The Soil Not Oil conference showcases agricultural methods that increase organic matter in the soil as a way of absorbing carbon from the atmosphere. Sequestering carbon in the soil, said conference organizer Miguel Robles, is a proven and powerful method, unlike schemes to develop new carbon-sequestration technology. He pointed to a statement from the 2015 UN climate conference that declared that increasing carbon in the soil by as little .4 percent a year would “halt the increase in the CO2 concentration in the atmosphere due to human activities.”
The Sol2Sol coalition will also host two conferences.
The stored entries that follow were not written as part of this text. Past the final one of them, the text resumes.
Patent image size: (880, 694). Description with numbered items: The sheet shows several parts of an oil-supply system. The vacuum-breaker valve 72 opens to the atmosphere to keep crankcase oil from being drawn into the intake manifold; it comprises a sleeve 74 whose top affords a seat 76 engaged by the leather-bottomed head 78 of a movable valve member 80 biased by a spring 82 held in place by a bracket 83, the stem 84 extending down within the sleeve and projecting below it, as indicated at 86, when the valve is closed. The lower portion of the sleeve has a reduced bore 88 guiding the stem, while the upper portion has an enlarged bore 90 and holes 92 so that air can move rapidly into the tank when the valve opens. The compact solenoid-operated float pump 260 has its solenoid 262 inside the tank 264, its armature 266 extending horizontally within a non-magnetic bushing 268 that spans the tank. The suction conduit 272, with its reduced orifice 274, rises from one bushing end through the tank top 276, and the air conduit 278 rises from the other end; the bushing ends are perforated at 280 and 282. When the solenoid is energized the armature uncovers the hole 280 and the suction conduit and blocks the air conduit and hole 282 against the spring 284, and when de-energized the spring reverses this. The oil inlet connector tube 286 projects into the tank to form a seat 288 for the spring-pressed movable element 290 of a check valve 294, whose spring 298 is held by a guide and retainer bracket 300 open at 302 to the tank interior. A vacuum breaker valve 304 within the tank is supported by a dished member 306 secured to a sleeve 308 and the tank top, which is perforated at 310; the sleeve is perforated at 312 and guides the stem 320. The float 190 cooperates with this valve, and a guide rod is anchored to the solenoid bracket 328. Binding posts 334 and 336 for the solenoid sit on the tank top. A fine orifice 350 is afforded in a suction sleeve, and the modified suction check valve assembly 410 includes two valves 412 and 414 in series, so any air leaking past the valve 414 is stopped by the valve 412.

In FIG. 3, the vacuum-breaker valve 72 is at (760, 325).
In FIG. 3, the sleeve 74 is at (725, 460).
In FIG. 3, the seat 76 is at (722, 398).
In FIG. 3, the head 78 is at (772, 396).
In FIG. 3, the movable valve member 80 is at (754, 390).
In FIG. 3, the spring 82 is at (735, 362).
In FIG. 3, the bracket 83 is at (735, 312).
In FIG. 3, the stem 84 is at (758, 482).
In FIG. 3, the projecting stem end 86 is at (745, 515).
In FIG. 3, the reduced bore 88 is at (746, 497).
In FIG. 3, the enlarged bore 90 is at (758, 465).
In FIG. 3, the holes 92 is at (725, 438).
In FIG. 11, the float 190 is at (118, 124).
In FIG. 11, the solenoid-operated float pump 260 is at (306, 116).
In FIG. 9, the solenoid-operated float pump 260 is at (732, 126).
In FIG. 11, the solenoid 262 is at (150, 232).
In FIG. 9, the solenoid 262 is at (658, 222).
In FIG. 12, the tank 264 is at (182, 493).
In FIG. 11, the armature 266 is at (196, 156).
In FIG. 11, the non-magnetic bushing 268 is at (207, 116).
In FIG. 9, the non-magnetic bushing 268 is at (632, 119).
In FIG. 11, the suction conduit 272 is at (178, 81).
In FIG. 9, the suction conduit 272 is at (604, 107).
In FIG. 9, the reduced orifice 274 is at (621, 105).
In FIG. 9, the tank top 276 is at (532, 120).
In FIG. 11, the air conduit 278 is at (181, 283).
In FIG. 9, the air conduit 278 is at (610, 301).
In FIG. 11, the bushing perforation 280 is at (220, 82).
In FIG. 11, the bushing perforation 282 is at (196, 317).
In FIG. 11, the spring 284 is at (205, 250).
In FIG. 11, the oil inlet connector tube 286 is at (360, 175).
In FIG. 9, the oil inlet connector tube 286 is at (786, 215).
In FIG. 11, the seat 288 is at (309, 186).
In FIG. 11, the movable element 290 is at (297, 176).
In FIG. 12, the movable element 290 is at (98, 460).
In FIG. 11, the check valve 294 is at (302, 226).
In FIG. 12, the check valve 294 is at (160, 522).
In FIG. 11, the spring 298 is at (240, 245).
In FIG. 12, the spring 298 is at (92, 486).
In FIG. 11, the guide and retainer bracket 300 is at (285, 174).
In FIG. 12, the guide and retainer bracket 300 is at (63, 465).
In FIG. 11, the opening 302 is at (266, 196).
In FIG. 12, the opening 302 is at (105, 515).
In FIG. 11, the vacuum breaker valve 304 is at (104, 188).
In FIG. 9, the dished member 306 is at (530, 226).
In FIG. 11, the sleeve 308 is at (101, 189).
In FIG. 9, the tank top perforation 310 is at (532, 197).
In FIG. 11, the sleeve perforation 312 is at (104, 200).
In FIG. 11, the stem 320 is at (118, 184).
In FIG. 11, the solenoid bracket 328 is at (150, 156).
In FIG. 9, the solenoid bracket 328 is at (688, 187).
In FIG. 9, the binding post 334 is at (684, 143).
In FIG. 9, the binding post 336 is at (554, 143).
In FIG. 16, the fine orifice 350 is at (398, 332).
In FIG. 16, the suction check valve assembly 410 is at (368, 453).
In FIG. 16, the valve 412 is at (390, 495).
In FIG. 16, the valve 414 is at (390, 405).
On Monday, Sept. 10, members of more than 150 participating organizations from frontline communities all over the country will share information and “start networking local solutions into solutions with national impacts,” said Wong. Those solutions include indigenous land rights, food sovereignty, zero waste, public transportation, universal healthcare, racial and gender justice, and more.
On Tuesday, Sept. 11, the same groups will host a Sol2Sol Summit, open to the public, to “showcase our interlinked solutions,” said Wong. “We’re thinking about it as kind of like a festival, with panels, demonstrations, interactive exhibits, and cultural performances.”
Demonstrations throughout the week will protest “climate capitalism,” the Bank of Montreal’s funding of the proposed Oakland coal terminal, and more. Some of these will include “nonviolent direct action.”
The activist events around the summit will emphasize imminent danger of climate catastrophe and the need for immediate, drastic action — but they also carry a positive message, said Wong. “In this moment of climate crisis it’s easy to feel hopeless, but there are a lot of things we can do to make the transition to a more viable world, by coming together as a community,” he said. “We want folks to be excited by that.”